Kimi no na wa est selon moi un sommet pour Makoto Shinkai. Il regroupe avec perfection toutes ses thématiques. Les trains, les vies parallèles, la jeunesse ou encore le lien entre les personnages. Il est mon troisième coup de cœur. La musique du film a été faite par RADWIMPS, un groupe que j’affectionne particulièrement. Les images et l’animation subliment ce chef-d’œuvre. L’on peut dire que Kimi no na wa est le film qui a fait connaître Makoto Shinkai.

Weathering With You

Weathering With You, film arrivé fin 2019 au Japon est sorti au cinéma récemment en France, sous le nom Les enfants du  temps. Ne durera pas moins de 1 heure et 51 minutes.
Hodoka est un garçon de 15 ans. Il quitte son domicile pour faire ses études à Tokyo, cependant il manque très rapidement d’argent. Ce jeune garçon vit seul et isolé. Un homme, à qui il doit la vie, va lui permettre de travailler dans un magazine occulte assez bizarre. Tokyo est une ville triste, il ne cesse de pleuvoir. Hodoka va faire la rencontre d’une fille nommée Hina. Elle détient un pouvoir, ses prières font cesser la pluie.

Makoto Shinkai nous donne toujours plus de beaux visuels et des histoires d’amour adorables, même si attendues.
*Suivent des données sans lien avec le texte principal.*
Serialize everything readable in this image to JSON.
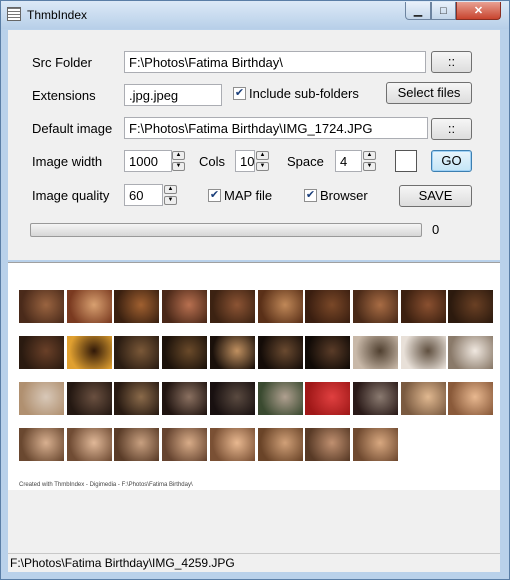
{
  "window": {
    "title": "ThmbIndex",
    "min_icon": "minimize-icon",
    "max_icon": "maximize-icon",
    "close_icon": "close-icon"
  },
  "form": {
    "src_folder": {
      "label": "Src Folder",
      "value": "F:\\Photos\\Fatima Birthday\\",
      "browse_label": "::"
    },
    "extensions": {
      "label": "Extensions",
      "value": ".jpg.jpeg",
      "include_subfolders_label": "Include sub-folders",
      "include_subfolders_checked": true,
      "select_files_label": "Select files"
    },
    "default_image": {
      "label": "Default image",
      "value": "F:\\Photos\\Fatima Birthday\\IMG_1724.JPG",
      "browse_label": "::"
    },
    "image_width": {
      "label": "Image width",
      "value": "1000"
    },
    "cols": {
      "label": "Cols",
      "value": "10"
    },
    "space": {
      "label": "Space",
      "value": "4"
    },
    "background_color": "#ffffff",
    "go_label": "GO",
    "image_quality": {
      "label": "Image quality",
      "value": "60"
    },
    "map_file": {
      "label": "MAP file",
      "checked": true
    },
    "browser": {
      "label": "Browser",
      "checked": true
    },
    "save_label": "SAVE",
    "progress": {
      "value": 0,
      "text": "0"
    }
  },
  "preview": {
    "credit": "Created with ThmbIndex - Digimedia - F:\\Photos\\Fatima Birthday\\",
    "thumbnails": [
      [
        "#4a2a1a",
        "#9a6440"
      ],
      [
        "#7a3a20",
        "#d8a070"
      ],
      [
        "#3a2010",
        "#a06030"
      ],
      [
        "#4a2818",
        "#b87050"
      ],
      [
        "#3c2212",
        "#8c5434"
      ],
      [
        "#5a3018",
        "#c08858"
      ],
      [
        "#3a1e10",
        "#7a4828"
      ],
      [
        "#4a2a18",
        "#a86c44"
      ],
      [
        "#3c2010",
        "#8a5030"
      ],
      [
        "#2c1a0e",
        "#6a4024"
      ],
      [
        "#2a1a10",
        "#6a4028"
      ],
      [
        "#e0a030",
        "#301808"
      ],
      [
        "#2a1c12",
        "#7a5838"
      ],
      [
        "#1c120a",
        "#6a4a2a"
      ],
      [
        "#1a100a",
        "#c09060"
      ],
      [
        "#140c08",
        "#6a4a30"
      ],
      [
        "#100a06",
        "#5a3c28"
      ],
      [
        "#c8b8a8",
        "#504030"
      ],
      [
        "#e8e0d8",
        "#605040"
      ],
      [
        "#8a7a6a",
        "#f0e8e0"
      ],
      [
        "#b09070",
        "#d8c8b8"
      ],
      [
        "#241812",
        "#6a5040"
      ],
      [
        "#281a12",
        "#8a6a4a"
      ],
      [
        "#201410",
        "#8a7060"
      ],
      [
        "#181010",
        "#5a4a40"
      ],
      [
        "#3a4a30",
        "#b0a090"
      ],
      [
        "#a01818",
        "#e04040"
      ],
      [
        "#2a1a18",
        "#8a7a70"
      ],
      [
        "#7a5a40",
        "#e0b890"
      ],
      [
        "#8a5a3a",
        "#e8b890"
      ],
      [
        "#6a4830",
        "#d8b090"
      ],
      [
        "#704c34",
        "#e0b898"
      ],
      [
        "#5a3c28",
        "#c8a080"
      ],
      [
        "#664430",
        "#d8ac88"
      ],
      [
        "#7a5034",
        "#e8b890"
      ],
      [
        "#6a4428",
        "#d0a078"
      ],
      [
        "#583a26",
        "#c09070"
      ],
      [
        "#704a30",
        "#d8a880"
      ]
    ]
  },
  "status": {
    "path": "F:\\Photos\\Fatima Birthday\\IMG_4259.JPG"
  }
}
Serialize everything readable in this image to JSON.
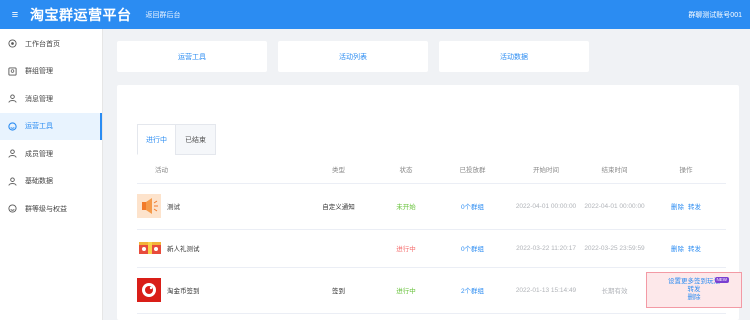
{
  "header": {
    "menu_icon": "menu-icon",
    "title": "淘宝群运营平台",
    "back_link": "返回群后台",
    "account": "群聊测试账号001"
  },
  "sidebar": {
    "items": [
      {
        "label": "工作台首页",
        "icon": "home-icon"
      },
      {
        "label": "群组管理",
        "icon": "group-icon"
      },
      {
        "label": "消息管理",
        "icon": "user-icon"
      },
      {
        "label": "运营工具",
        "icon": "smile-icon",
        "active": true
      },
      {
        "label": "成员管理",
        "icon": "user-icon"
      },
      {
        "label": "基础数据",
        "icon": "user-icon"
      },
      {
        "label": "群等级与权益",
        "icon": "smile-icon"
      }
    ]
  },
  "cards": [
    "运营工具",
    "活动列表",
    "活动数据"
  ],
  "tabs": [
    "进行中",
    "已结束"
  ],
  "table": {
    "columns": [
      "活动",
      "类型",
      "状态",
      "已投放群",
      "开始时间",
      "结束时间",
      "操作"
    ],
    "rows": [
      {
        "name": "测试",
        "thumb": "megaphone-icon",
        "type": "自定义通知",
        "status": "未开始",
        "groups": "0个群组",
        "start": "2022-04-01 00:00:00",
        "end": "2022-04-01 00:00:00",
        "ops": [
          "删除",
          "转发"
        ]
      },
      {
        "name": "新人礼测试",
        "thumb": "gift-icon",
        "type": "",
        "status": "进行中",
        "groups": "0个群组",
        "start": "2022-03-22 11:20:17",
        "end": "2022-03-25 23:59:59",
        "ops": [
          "删除",
          "转发"
        ]
      },
      {
        "name": "淘金币签到",
        "thumb": "coin-icon",
        "type": "签到",
        "status": "进行中",
        "groups": "2个群组",
        "start": "2022-01-13 15:14:49",
        "end": "长期有效",
        "ops_box": {
          "line1": "设置更多签到玩法",
          "badge": "NEW",
          "line2": "转发",
          "line3": "删除"
        }
      }
    ]
  },
  "colors": {
    "primary": "#2b8cf2",
    "header_bg": "#2b8cf2",
    "status_green": "#67c23a",
    "status_red": "#f56c6c"
  }
}
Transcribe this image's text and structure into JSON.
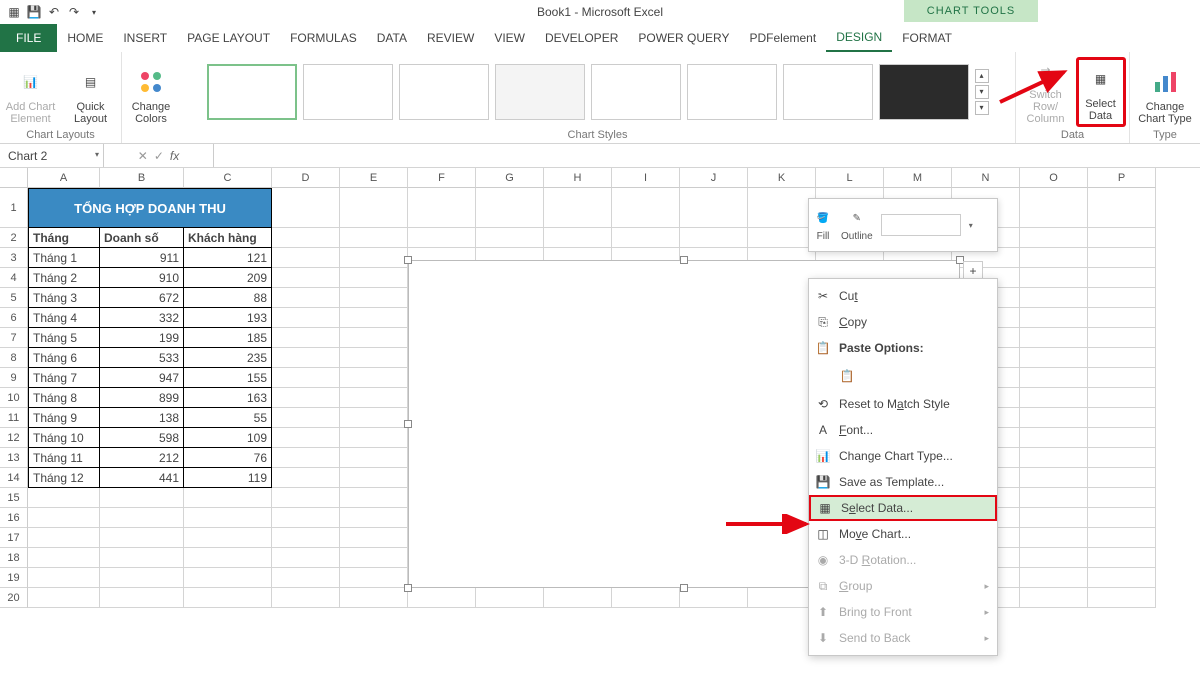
{
  "window_title": "Book1 - Microsoft Excel",
  "chart_tools_label": "CHART TOOLS",
  "tabs": {
    "file": "FILE",
    "list": [
      "HOME",
      "INSERT",
      "PAGE LAYOUT",
      "FORMULAS",
      "DATA",
      "REVIEW",
      "VIEW",
      "DEVELOPER",
      "POWER QUERY",
      "PDFelement",
      "DESIGN",
      "FORMAT"
    ],
    "active": "DESIGN"
  },
  "ribbon": {
    "chart_layouts": {
      "label": "Chart Layouts",
      "add_chart_element": "Add Chart Element",
      "quick_layout": "Quick Layout"
    },
    "change_colors": "Change Colors",
    "chart_styles_label": "Chart Styles",
    "data_group": {
      "label": "Data",
      "switch": "Switch Row/ Column",
      "select": "Select Data"
    },
    "type_group": {
      "label": "Type",
      "change": "Change Chart Type"
    }
  },
  "name_box": "Chart 2",
  "columns": [
    "A",
    "B",
    "C",
    "D",
    "E",
    "F",
    "G",
    "H",
    "I",
    "J",
    "K",
    "L",
    "M",
    "N",
    "O",
    "P"
  ],
  "col_widths": {
    "A": 72,
    "B": 84,
    "C": 88,
    "default": 68
  },
  "row_count": 20,
  "merged_title_rows": 1,
  "table": {
    "title": "TỔNG HỢP DOANH THU",
    "headers": [
      "Tháng",
      "Doanh số",
      "Khách hàng"
    ],
    "rows": [
      [
        "Tháng 1",
        "911",
        "121"
      ],
      [
        "Tháng 2",
        "910",
        "209"
      ],
      [
        "Tháng 3",
        "672",
        "88"
      ],
      [
        "Tháng 4",
        "332",
        "193"
      ],
      [
        "Tháng 5",
        "199",
        "185"
      ],
      [
        "Tháng 6",
        "533",
        "235"
      ],
      [
        "Tháng 7",
        "947",
        "155"
      ],
      [
        "Tháng 8",
        "899",
        "163"
      ],
      [
        "Tháng 9",
        "138",
        "55"
      ],
      [
        "Tháng 10",
        "598",
        "109"
      ],
      [
        "Tháng 11",
        "212",
        "76"
      ],
      [
        "Tháng 12",
        "441",
        "119"
      ]
    ]
  },
  "mini_toolbar": {
    "fill": "Fill",
    "outline": "Outline"
  },
  "context_menu": [
    {
      "label": "Cut",
      "mnemonic": "t",
      "icon": "cut",
      "disabled": false
    },
    {
      "label": "Copy",
      "mnemonic": "C",
      "icon": "copy",
      "disabled": false
    },
    {
      "label": "Paste Options:",
      "mnemonic": "",
      "icon": "paste",
      "bold": true
    },
    {
      "label": "",
      "icon": "paste-pic",
      "indent": true
    },
    {
      "label": "Reset to Match Style",
      "mnemonic": "a",
      "icon": "reset"
    },
    {
      "label": "Font...",
      "mnemonic": "F",
      "icon": "font"
    },
    {
      "label": "Change Chart Type...",
      "mnemonic": "",
      "icon": "chart"
    },
    {
      "label": "Save as Template...",
      "mnemonic": "",
      "icon": "save-tpl"
    },
    {
      "label": "Select Data...",
      "mnemonic": "e",
      "icon": "select-data",
      "hover": true,
      "boxed": true
    },
    {
      "label": "Move Chart...",
      "mnemonic": "v",
      "icon": "move"
    },
    {
      "label": "3-D Rotation...",
      "mnemonic": "R",
      "icon": "3d",
      "disabled": true
    },
    {
      "label": "Group",
      "mnemonic": "G",
      "icon": "group",
      "disabled": true,
      "arrow": true
    },
    {
      "label": "Bring to Front",
      "mnemonic": "",
      "icon": "front",
      "disabled": true,
      "arrow": true
    },
    {
      "label": "Send to Back",
      "mnemonic": "",
      "icon": "back",
      "disabled": true,
      "arrow": true
    }
  ]
}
Weathering With You me donne la fameuse impression de déjà-vu et semble être un choix de faciliter. Les quelques incohérences scénaristiques, telles que le pistolet jeté au début par le héros qu’il retrouvera dans le même buisson à la fin. Plus des événements capillotractés, poussent aux rires nerveux. Et pour finir, on remarque que le réalisateur n’a pas l’air d’apprécier la police japonaise qui est tournée au ridicule. Une explication un peu trop tardive des pouvoirs d’Hina et de leurs provenances clôturera mon avis.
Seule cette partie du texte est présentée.